Si parlava di Olimpiadi, ma il discorso era riferito anche all’evento dei mondiali di sci alpino. Quanto sta accadendo a Cortina è allarmante certo per le opere che ospiteranno le gare, come si evince dalle fotografie riportate, ma anche per altre prospettive. Come sempre il mondo della speculazione dello sci non si accontenta di quanto la politica, mai divisa su questi aspetti, già offre sul loro piatto: nuove opere, potenziamenti, semplificazioni legislative, contributi a fondo perduto. Non è un caso che noi ambientalisti abbiamo loro affibbiato il titolo di Predatori della montagna. Non sono mai sazi e anche in questa occasione ne hanno approfittato. Già si sta costruendo un enorme bacino di innevamento artificiale al Pian dei Schiavanei (Sotto le Torri del Sella), 120.000 mc di capienza, per alimentarlo si prosciugano le sorgenti e le aree umide di passo Pordoi. Il loro grande sogno è devastante. Collegare Cortina prima con la val Badia passando dalle 5 Torri e Passo Falzarego, poi Arabba da passo Falzarego per arrivare in Marmolada attraverso Porta Vescovo e l’ultima pazzia partirebbe sempre da Cortina, verso passo Falzarego per arrivare al Monte Civetta, ai piedi del grande Pelmo. Il tutto viene promosso come viabilità alternativa, come strutture che eviteranno a noi tutti di utilizzare l’auto personale in quota. Ve lo immaginate un abitante di Selva di Cadoreprendere gli impianti e andare a fare la spesa a Cortina o in Val Badia, o viceversa? Decine di chilometri su cabinovie e seggiovie con sedili riscaldati. Qualora realizzate queste tre direttrici, al di là del comunque devastante e irrecuperabile impatto ambientale e paesaggistico sulle Dolomiti, urbanizzerebbero le alte quote: nuovi ristoranti grazie a deroghe a doppie cifre, rifugi, ulteriore viabilità sui pascoli e sotto le pareti e le torri, motoslitte e raduni di jeep e quad diffusi sotto ogni roccia.

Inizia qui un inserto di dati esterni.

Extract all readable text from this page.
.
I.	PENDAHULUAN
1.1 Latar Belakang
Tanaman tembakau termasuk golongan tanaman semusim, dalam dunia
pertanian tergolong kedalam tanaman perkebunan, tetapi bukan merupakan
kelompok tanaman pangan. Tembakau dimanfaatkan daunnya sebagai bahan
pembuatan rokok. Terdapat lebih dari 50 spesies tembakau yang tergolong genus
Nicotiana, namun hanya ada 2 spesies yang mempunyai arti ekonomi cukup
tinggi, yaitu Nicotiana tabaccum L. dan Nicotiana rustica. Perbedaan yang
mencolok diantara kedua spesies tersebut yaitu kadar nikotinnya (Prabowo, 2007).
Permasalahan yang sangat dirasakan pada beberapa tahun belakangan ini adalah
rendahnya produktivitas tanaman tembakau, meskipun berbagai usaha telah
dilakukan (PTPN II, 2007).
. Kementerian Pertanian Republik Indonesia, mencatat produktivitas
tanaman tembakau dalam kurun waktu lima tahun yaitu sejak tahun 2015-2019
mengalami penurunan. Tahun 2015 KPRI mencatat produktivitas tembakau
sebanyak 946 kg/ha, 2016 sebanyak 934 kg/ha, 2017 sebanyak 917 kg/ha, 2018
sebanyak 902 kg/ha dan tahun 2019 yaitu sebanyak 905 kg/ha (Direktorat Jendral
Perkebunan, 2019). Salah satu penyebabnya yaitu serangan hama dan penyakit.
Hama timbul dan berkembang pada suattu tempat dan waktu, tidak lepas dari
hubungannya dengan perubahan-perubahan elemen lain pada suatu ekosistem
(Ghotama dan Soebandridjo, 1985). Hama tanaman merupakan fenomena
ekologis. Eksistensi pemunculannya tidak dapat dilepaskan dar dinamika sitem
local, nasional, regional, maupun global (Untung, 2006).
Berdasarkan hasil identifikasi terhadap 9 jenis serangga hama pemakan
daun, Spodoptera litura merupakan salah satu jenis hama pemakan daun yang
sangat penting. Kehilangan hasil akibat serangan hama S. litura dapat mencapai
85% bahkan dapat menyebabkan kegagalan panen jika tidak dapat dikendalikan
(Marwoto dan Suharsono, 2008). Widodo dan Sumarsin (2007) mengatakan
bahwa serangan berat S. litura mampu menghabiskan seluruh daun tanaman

Per fare economia ovviamente ci dicono gli operatori turistici locali, per dare lavoro e far rimanere la montagna abitata, ci dicono questi sviluppatori. Mai una volta che in un documento della Fondazione dei mondiali di Cortina o delle associazioni turistiche o imprenditoriali si legga un appello, un progetto teso alla conservazione del paesaggio, alla valorizzazione e al potenziamento della biodiversità, al rispetto dei paesaggi e dei valori più nobili delle nostre Alpi. In questo deprimente scenario va anche sottolineato, e non per amore di polemica, ma come presa d’atto di una situazione, lo sconvolgente silenzio della Fondazione Dolomiti UNESCO, un silenzio che si tramuta in assenso verso la devastazione che si va compiendo proprio alle spalle, al di fuori della finestra della sede della Fondazione stessa.